The aim of this study is to evaluate the short-term effects of a single intravitreal injection of 1.25mg Bevacizumab combined with 300lg/0.1mL Diclofenac (IVB/D) versus 1.25mg intravitreal Bevacizumab (IVB) alone in the treatment of naive diabetic macular edema (DME). In this prospective, randomized clinical trial, 80 eyes were included in the final analysis; 42 and 38 of which in the IVB and IVB/D groups, respectively. The primary outcome measure was a change in best-corrected visual acuity (BCVA) in logMAR at week 4. The secondary outcomes included changes in central macular thickness (CMT), macular volume, and potential injection-related complications.
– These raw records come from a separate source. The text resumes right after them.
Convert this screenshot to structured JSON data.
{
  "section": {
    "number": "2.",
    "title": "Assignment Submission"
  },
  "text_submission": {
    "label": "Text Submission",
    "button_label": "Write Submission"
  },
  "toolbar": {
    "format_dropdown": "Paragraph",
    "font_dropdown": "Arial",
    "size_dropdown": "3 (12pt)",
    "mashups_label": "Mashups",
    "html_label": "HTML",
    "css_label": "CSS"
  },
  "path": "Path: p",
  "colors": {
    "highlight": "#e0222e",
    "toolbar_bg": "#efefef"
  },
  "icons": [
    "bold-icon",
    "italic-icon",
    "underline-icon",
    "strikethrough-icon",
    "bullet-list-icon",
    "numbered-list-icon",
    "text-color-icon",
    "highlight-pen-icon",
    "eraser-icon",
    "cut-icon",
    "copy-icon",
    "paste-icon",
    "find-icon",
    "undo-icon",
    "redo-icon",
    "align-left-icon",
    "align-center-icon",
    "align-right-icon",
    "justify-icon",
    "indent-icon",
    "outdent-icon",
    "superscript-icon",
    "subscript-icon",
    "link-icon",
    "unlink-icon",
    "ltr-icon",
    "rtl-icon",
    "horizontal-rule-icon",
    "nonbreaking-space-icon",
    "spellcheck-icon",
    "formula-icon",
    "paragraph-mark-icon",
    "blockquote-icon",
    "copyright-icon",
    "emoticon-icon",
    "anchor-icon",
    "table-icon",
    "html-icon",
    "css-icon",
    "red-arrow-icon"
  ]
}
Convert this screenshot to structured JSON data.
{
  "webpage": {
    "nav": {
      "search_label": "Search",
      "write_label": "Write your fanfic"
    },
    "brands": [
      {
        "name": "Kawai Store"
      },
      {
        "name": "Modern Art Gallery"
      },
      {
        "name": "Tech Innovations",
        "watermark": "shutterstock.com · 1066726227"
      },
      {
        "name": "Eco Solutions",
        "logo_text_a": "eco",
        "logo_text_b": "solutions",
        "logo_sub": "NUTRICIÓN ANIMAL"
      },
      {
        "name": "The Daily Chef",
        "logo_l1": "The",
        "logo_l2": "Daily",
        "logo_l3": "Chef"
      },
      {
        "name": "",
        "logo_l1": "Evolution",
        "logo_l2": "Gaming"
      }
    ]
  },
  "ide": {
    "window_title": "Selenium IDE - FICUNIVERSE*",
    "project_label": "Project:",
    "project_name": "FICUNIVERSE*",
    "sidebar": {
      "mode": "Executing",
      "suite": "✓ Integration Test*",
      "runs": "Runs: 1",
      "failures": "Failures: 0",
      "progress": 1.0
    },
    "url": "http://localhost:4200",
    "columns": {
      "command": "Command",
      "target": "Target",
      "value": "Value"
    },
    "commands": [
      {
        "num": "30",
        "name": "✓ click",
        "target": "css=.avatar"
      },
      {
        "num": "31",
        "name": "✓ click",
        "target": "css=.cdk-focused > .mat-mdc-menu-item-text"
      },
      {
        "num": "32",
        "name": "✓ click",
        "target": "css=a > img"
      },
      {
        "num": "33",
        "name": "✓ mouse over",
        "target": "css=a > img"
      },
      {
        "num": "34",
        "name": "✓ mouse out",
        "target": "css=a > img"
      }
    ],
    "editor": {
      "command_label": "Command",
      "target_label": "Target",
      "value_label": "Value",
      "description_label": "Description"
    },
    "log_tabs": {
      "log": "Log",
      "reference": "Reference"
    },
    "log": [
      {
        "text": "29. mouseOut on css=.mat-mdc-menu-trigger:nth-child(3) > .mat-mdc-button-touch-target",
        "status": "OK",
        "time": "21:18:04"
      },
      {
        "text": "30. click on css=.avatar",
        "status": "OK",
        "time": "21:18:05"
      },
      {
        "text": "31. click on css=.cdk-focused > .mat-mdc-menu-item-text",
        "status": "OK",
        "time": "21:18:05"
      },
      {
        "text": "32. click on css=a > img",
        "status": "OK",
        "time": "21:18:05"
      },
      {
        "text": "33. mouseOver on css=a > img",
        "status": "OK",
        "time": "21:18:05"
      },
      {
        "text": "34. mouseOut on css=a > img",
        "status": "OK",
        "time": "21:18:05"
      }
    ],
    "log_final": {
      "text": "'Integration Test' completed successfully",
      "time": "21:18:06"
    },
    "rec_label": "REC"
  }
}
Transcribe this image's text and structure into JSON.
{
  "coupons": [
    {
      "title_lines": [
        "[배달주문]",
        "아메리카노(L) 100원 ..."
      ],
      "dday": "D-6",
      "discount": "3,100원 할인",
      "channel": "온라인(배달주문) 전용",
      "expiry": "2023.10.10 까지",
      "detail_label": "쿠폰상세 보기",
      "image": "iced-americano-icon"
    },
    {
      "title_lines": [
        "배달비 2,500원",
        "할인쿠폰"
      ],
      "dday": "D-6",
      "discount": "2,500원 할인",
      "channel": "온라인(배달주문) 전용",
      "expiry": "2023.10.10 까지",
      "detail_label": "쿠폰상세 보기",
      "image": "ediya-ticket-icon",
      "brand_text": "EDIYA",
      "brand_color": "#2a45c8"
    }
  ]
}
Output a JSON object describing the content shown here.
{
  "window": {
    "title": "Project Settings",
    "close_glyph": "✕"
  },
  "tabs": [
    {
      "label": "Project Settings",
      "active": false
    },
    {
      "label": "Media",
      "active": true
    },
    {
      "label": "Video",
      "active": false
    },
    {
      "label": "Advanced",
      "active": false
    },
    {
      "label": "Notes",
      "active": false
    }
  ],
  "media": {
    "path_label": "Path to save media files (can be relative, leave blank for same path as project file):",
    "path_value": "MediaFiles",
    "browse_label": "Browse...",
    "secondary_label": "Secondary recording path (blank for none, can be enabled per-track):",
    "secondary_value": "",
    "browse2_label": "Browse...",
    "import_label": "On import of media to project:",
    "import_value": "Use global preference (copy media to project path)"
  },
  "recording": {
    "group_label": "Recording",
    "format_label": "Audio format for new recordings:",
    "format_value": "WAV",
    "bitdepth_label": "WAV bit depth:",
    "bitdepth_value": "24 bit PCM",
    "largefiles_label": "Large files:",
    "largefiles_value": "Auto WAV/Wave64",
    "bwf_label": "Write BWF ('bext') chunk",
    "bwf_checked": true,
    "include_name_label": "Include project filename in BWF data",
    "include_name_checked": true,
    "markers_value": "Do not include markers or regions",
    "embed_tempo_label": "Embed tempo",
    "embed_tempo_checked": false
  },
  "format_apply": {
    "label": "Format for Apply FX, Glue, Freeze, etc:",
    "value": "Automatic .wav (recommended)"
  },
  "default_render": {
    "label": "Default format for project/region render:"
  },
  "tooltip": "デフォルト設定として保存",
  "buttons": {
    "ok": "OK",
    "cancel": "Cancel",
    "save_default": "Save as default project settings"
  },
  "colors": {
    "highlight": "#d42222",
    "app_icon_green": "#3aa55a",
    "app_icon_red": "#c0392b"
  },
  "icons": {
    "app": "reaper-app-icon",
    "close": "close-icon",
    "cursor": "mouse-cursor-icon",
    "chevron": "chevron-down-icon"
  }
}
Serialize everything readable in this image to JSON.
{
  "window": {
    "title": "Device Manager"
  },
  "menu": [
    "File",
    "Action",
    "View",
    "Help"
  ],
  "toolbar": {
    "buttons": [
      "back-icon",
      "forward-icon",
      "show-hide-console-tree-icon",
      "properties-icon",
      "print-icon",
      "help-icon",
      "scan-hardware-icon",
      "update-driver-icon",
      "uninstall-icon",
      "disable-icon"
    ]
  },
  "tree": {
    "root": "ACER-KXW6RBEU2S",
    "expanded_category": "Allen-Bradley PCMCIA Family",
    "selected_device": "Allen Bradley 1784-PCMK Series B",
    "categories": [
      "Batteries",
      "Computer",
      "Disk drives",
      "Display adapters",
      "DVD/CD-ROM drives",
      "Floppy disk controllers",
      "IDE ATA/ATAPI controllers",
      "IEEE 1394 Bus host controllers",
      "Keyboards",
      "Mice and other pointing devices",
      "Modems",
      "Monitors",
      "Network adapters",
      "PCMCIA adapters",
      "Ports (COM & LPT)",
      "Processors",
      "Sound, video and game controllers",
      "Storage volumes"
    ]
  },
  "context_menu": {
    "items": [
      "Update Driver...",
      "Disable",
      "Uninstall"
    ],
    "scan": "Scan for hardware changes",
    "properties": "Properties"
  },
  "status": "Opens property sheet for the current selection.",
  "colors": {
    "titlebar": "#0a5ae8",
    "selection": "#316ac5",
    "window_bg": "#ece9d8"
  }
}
Significant improvement of BCVA was demonstrated in both study arms (mean reductions in LogMAR: -0.088±0.278, -0.228±0.330 for IVB and IVB/D, respectively). The difference in BCVA changes was in favor of IVB/D; however, not to a statistically significant level (P=0.160). Significant reduction of CMT was documented in both study arms (mean reductions: 82.43±160.09 and 153.26±163.85 for IVB and IVB+IVD, respectively). Comparison of CMT changes between groups showed that IVB/D reduced CMT more than that of IVB (P=0.04). Effects on macular volume corresponded to those of CMT. No injection-related complications or significant alterations in intraocular pressure were observed in any of the study arms. In treatment-naive DME, superiority of IVB/D combination therapy over IVB monotherapy may exist; especially as regards anatomical features. In our therapeutic arsenal for DME, IVD can be added as an adjunct to Bevacizumab.